CMTM did not specify which international treaties signed by Malaysia would purportedly be violated by plain packaging policies for cigarettes.
Tobacco has been carved out from the investor-state dispute systems (ISDS) provisions in the Trans-Pacific Partnership (TPP) Agreement that Malaysia has signed, which would protect tobacco control laws from legal challenges by corporations, according to the Health Affairs blog.
According to UK paper the Guardian, Philip Morris failed last December in its lawsuit against the Australian government to challenge the country’s plain packaging laws that the tobacco giant said had breached an Australian bilateral trade agreement with Hong Kong.
CMTM claimed that based on data from the Australian government, more cigarettes were sold in Australia in the first 12 months of the plain packaging policy than in the previous year.
“Together with excise increases, plain packaging has also resulted in a massive increase in branded illegal cigarettes – further demonstrating the policy’s lack of effectiveness,” said CMTM.

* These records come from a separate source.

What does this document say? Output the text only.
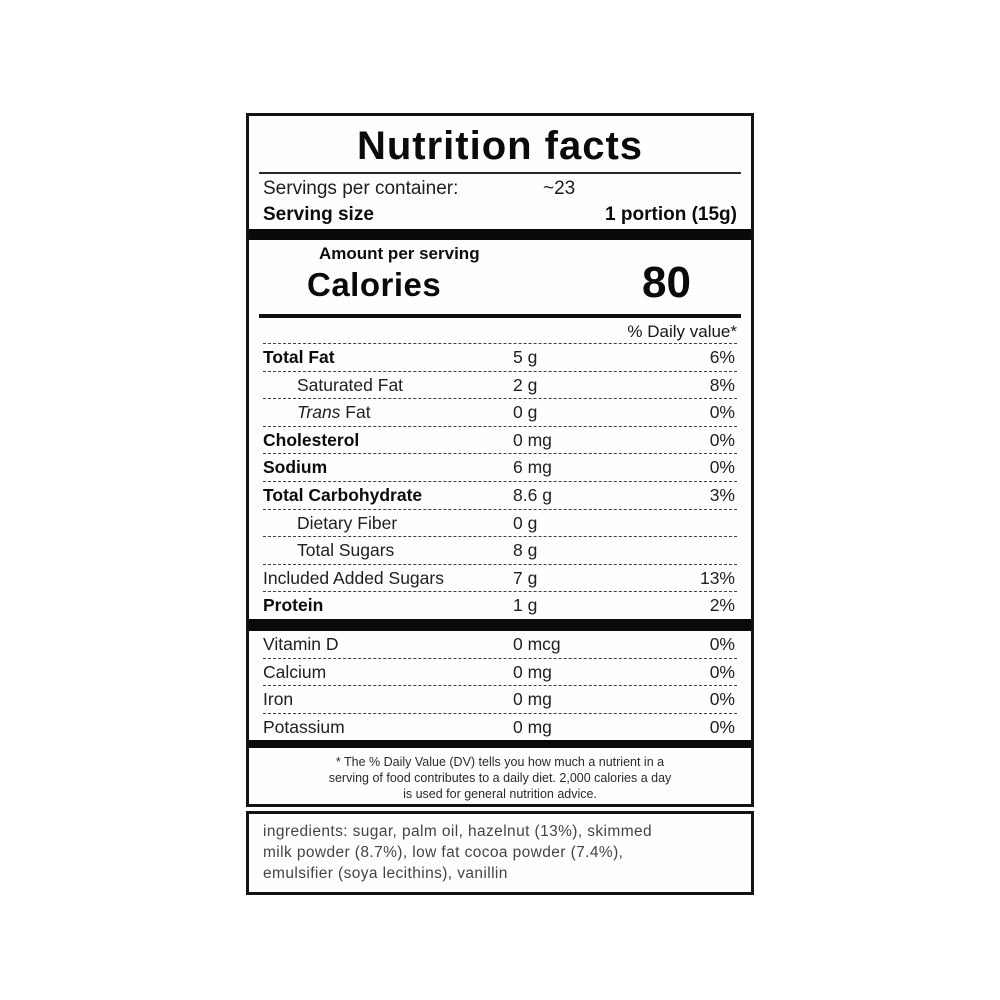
Nutrition facts
Servings per container:	~23
Serving size	1 portion (15g)
Amount per serving
Calories	80
% Daily value*
Total Fat	5 g	6%
Saturated Fat	2 g	8%
Trans Fat	0 g	0%
Cholesterol	0 mg	0%
Sodium	6 mg	0%
Total Carbohydrate	8.6 g	3%
Dietary Fiber	0 g
Total Sugars	8 g
Included Added Sugars	7 g	13%
Protein	1 g	2%
Vitamin D	0 mcg	0%
Calcium	0 mg	0%
Iron	0 mg	0%
Potassium	0 mg	0%
* The % Daily Value (DV) tells you how much a nutrient in a
serving of food contributes to a daily diet. 2,000 calories a day
is used for general nutrition advice.
ingredients: sugar, palm oil, hazelnut (13%), skimmed
milk powder (8.7%), low fat cocoa powder (7.4%),
emulsifier (soya lecithins), vanillin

“CMTM therefore has serious concerns about the potential for plain packaging to further increase the alarming level of illegal cigarettes trade in Malaysia, which already account for approximately 35 per cent of the overall market.
“The government’s focus should instead be on further addressing the rampant illegal cigarettes trade rather than on introducing ineffective policies that are likely to make the situation worse,” added the tobacco companies.
The Petaling Jaya Coffeeshop Association (PJCA), which has over 1,000 members in the Klang Valley, said separately that plain packaging for tobacco products would hurt businesses more than reduce smoking rates.
“There are many other measures that can be taken to address smoking, rather than take measures that would seriously impact our operations,” PJCA president Cheah Poo Kuang said in a statement.
“If the MOH is serious about addressing smoking, the contraband issue needs to be tackled first and not introduce more regulations that the contraband cigarettes manufacturers will not comply [with],” he added, referring to the Health Ministry.